Suddenly indignant, Beckett asked, "You're using other writer's words?"
"Words don't have brands on them the way cattle do," Burroughs said. "Ever hear of a word rustler?"
"You can't do that!" Beckett said. "You can't take my writing and mix it up with the newspapers."
"Well, I've done it," Burroughs said.
"That's not writing," Beckett snorted, "it's plumbing."
from: DADA MANIFESTO ON FEEBLE LOVE AND BITTER LOVE (Section 8)

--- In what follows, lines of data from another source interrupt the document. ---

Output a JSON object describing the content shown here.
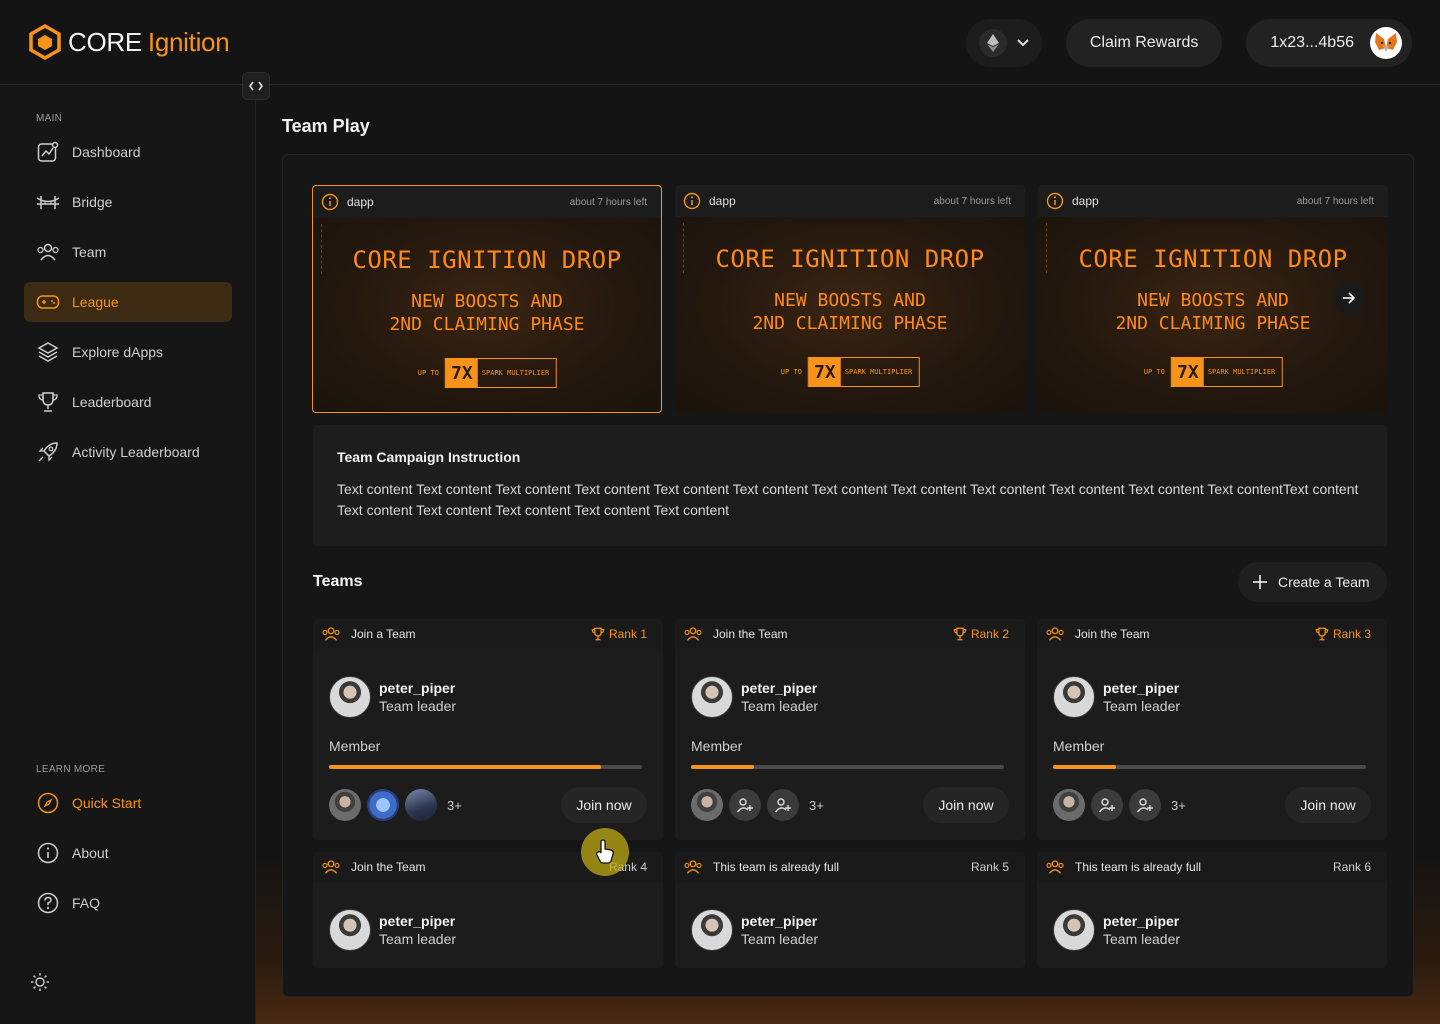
{
  "brand": {
    "core": "CORE",
    "ignition": "Ignition"
  },
  "header": {
    "claim_label": "Claim Rewards",
    "wallet_address": "1x23...4b56",
    "chain_icon": "ethereum-icon"
  },
  "sidebar": {
    "main_label": "MAIN",
    "items": [
      {
        "label": "Dashboard",
        "icon": "chart-icon"
      },
      {
        "label": "Bridge",
        "icon": "bridge-icon"
      },
      {
        "label": "Team",
        "icon": "users-icon"
      },
      {
        "label": "League",
        "icon": "gamepad-icon",
        "active": true
      },
      {
        "label": "Explore dApps",
        "icon": "layers-icon"
      },
      {
        "label": "Leaderboard",
        "icon": "trophy-icon"
      },
      {
        "label": "Activity Leaderboard",
        "icon": "rocket-icon"
      }
    ],
    "learn_label": "LEARN MORE",
    "learn_items": [
      {
        "label": "Quick Start",
        "icon": "compass-icon"
      },
      {
        "label": "About",
        "icon": "info-icon"
      },
      {
        "label": "FAQ",
        "icon": "question-icon"
      }
    ]
  },
  "page": {
    "title": "Team Play"
  },
  "banners": [
    {
      "tag": "dapp",
      "time": "about 7 hours left",
      "headline": "CORE IGNITION DROP",
      "line1": "NEW BOOSTS AND",
      "line2": "2ND CLAIMING PHASE",
      "up_to": "UP TO",
      "multiplier": "7X",
      "mult_label": "SPARK MULTIPLIER",
      "selected": true
    },
    {
      "tag": "dapp",
      "time": "about 7 hours left",
      "headline": "CORE IGNITION DROP",
      "line1": "NEW BOOSTS AND",
      "line2": "2ND CLAIMING PHASE",
      "up_to": "UP TO",
      "multiplier": "7X",
      "mult_label": "SPARK MULTIPLIER"
    },
    {
      "tag": "dapp",
      "time": "about 7 hours left",
      "headline": "CORE IGNITION DROP",
      "line1": "NEW BOOSTS AND",
      "line2": "2ND CLAIMING PHASE",
      "up_to": "UP TO",
      "multiplier": "7X",
      "mult_label": "SPARK MULTIPLIER"
    }
  ],
  "instruction": {
    "title": "Team Campaign Instruction",
    "body": "Text content Text content Text content Text content Text content Text content Text content Text content Text content Text content Text content Text contentText content Text content Text content Text content Text content Text content"
  },
  "teams_section": {
    "title": "Teams",
    "create_label": "Create a Team"
  },
  "teams": [
    {
      "status": "Join a Team",
      "rank": "Rank 1",
      "leader": "peter_piper",
      "role": "Team leader",
      "member_label": "Member",
      "fill": 0.87,
      "more": "3+",
      "join": "Join now"
    },
    {
      "status": "Join the Team",
      "rank": "Rank 2",
      "leader": "peter_piper",
      "role": "Team leader",
      "member_label": "Member",
      "fill": 0.2,
      "more": "3+",
      "join": "Join now"
    },
    {
      "status": "Join the Team",
      "rank": "Rank 3",
      "leader": "peter_piper",
      "role": "Team leader",
      "member_label": "Member",
      "fill": 0.2,
      "more": "3+",
      "join": "Join now"
    },
    {
      "status": "Join the Team",
      "rank": "Rank 4",
      "leader": "peter_piper",
      "role": "Team leader"
    },
    {
      "status": "This team is already full",
      "rank": "Rank 5",
      "leader": "peter_piper",
      "role": "Team leader"
    },
    {
      "status": "This team is already full",
      "rank": "Rank 6",
      "leader": "peter_piper",
      "role": "Team leader"
    }
  ],
  "colors": {
    "accent": "#f7931a",
    "background": "#141414",
    "card": "#1c1c1c"
  }
}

To make a dadaist poem. Take a newspaper. Take a pair of scissors. Choose an article as long as you are planning to make your poem. Cut out the article. Then cut out each of the words that make up this article and put them in a bag. Shake it gently. Then take out the scraps one after the other. Copy conscientiously in the order in which they left the bag. The poem will be like you. And here you are a writer, indefinitely original and endowed with a sensibility that is charming though beyond the understanding of the vulgar.